How a schedule works

A schedule has three parts:

  1. A trigger. On Node.js, an in-process cron library in app.ts; on Cloudflare, a Worker Cron Trigger; on managed platforms, the platform’s own cron service calling your HTTP surface.
  2. A delivery. The trigger’s callback calls dispatch(agent, { id, message }). Dispatch resolves when the message is durably admitted to the conversation’s queue — it does not wait for the model to run. Because dispatch addresses the registered agent function directly, a scheduled agent needs no HTTP mount at all (see Dispatch-only agents).
  3. A conversation. The id you pass names the conversation that receives every fire. Whether that is one continuing conversation or a fresh one per run is a design choice covered below.

The agent itself is ordinary — nothing in the agent function marks it as scheduled:

'use agent';
import { useModel } from '@flue/runtime';

export function Reporter() {
  useModel('anthropic/claude-sonnet-4-6');
  return 'Complete scheduled tasks autonomously.';
}

When the scheduled work involves application-controlled steps — reading a data source, writing a report, calling an external API — put those steps behind a harness tool so they behave the same way on every fire.

Scheduling on Node.js

On the Node target, the server process is long-lived, so an in-process cron library in app.ts module scope is the simplest trigger.
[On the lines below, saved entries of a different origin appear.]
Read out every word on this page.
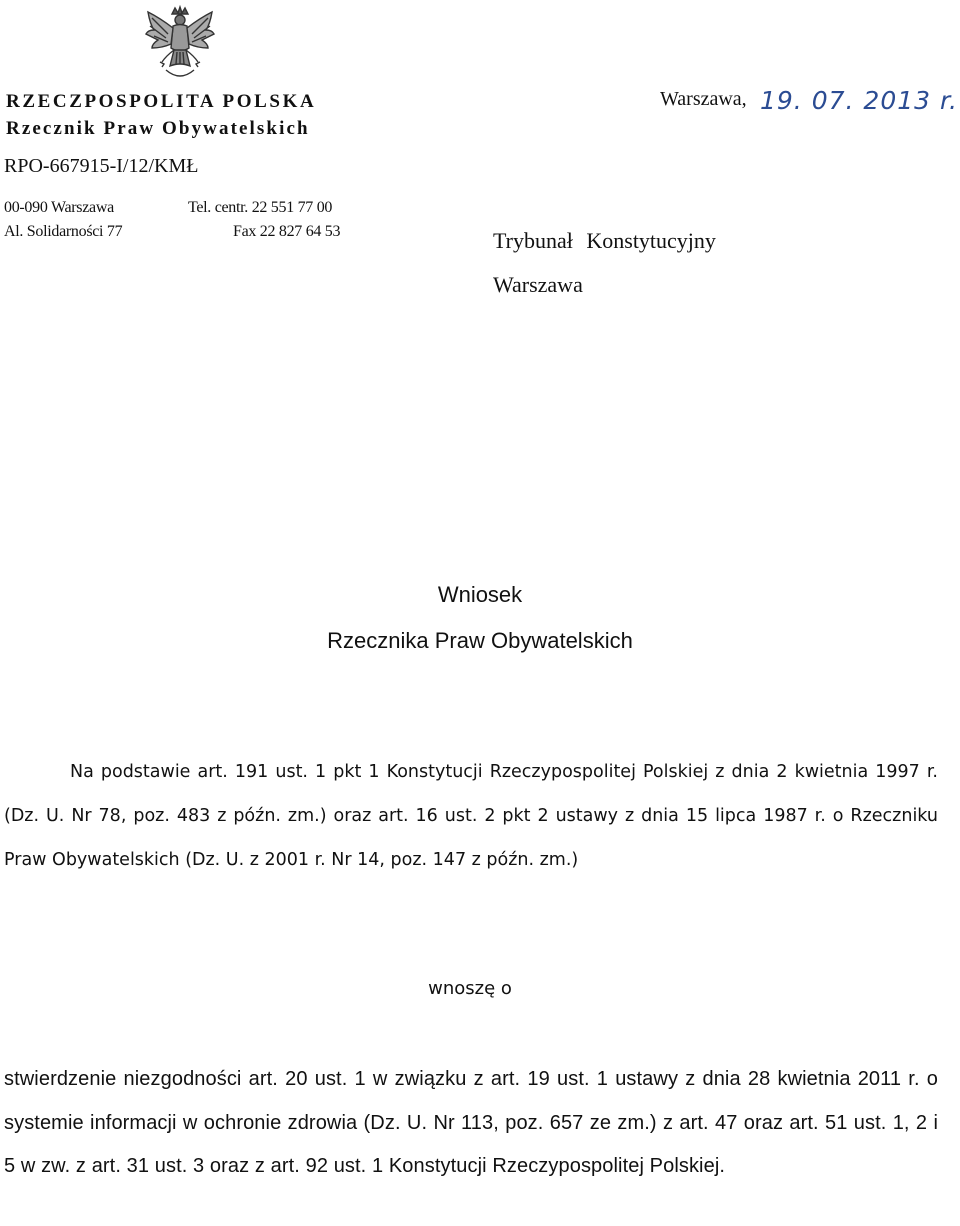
RZECZPOSPOLITA POLSKA
Rzecznik Praw Obywatelskich
RPO-667915-I/12/KMŁ
00-090 Warszawa	Tel. centr. 22 551 77 00
Al. Solidarności 77	Fax 22 827 64 53
Warszawa, 19. 07. 2013 r.
Trybunał Konstytucyjny
Warszawa
Wniosek
Rzecznika Praw Obywatelskich
Na podstawie art. 191 ust. 1 pkt 1 Konstytucji Rzeczypospolitej Polskiej z dnia 2 kwietnia 1997 r. (Dz. U. Nr 78, poz. 483 z późn. zm.) oraz art. 16 ust. 2 pkt 2 ustawy z dnia 15 lipca 1987 r. o Rzeczniku Praw Obywatelskich (Dz. U. z 2001 r. Nr 14, poz. 147 z późn. zm.)
wnoszę o
stwierdzenie niezgodności art. 20 ust. 1 w związku z art. 19 ust. 1 ustawy z dnia 28 kwietnia 2011 r. o systemie informacji w ochronie zdrowia (Dz. U. Nr 113, poz. 657 ze zm.) z art. 47 oraz art. 51 ust. 1, 2 i 5 w zw. z art. 31 ust. 3 oraz z art. 92 ust. 1 Konstytucji Rzeczypospolitej Polskiej.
The croner package is what Flue’s own example uses:

import { dispatch } from '@flue/runtime';
import { Cron } from 'croner';
import { Hono } from 'hono';
import { Reporter } from './agents/reporter.ts';

const app = new Hono();

new Cron(
  '0 9 * * *',
  {
    timezone: 'America/New_York',
    protect: true,
    catch: (error) => console.error('Scheduled dispatch failed', error),
  },
  async () => {
    await dispatch(Reporter, {
      id: 'daily-summary',
      message: {
        kind: 'signal',
        type: 'schedule',
        body: 'Review recent activity and prepare the daily summary.',
        attributes: { scheduledAt: new Date().toISOString() },
      },
    });
  },
);

export default app;

The Cron instance is created when the module loads, so the schedule starts with the server — node dist/server.mjs in production and vite dev during development. Because it also fires under vite dev, gate construction on an environment variable when development fires are unwanted. An in-process schedule also runs in every replica of the server: past one instance, gate the trigger to a single replica or move it to a platform scheduler.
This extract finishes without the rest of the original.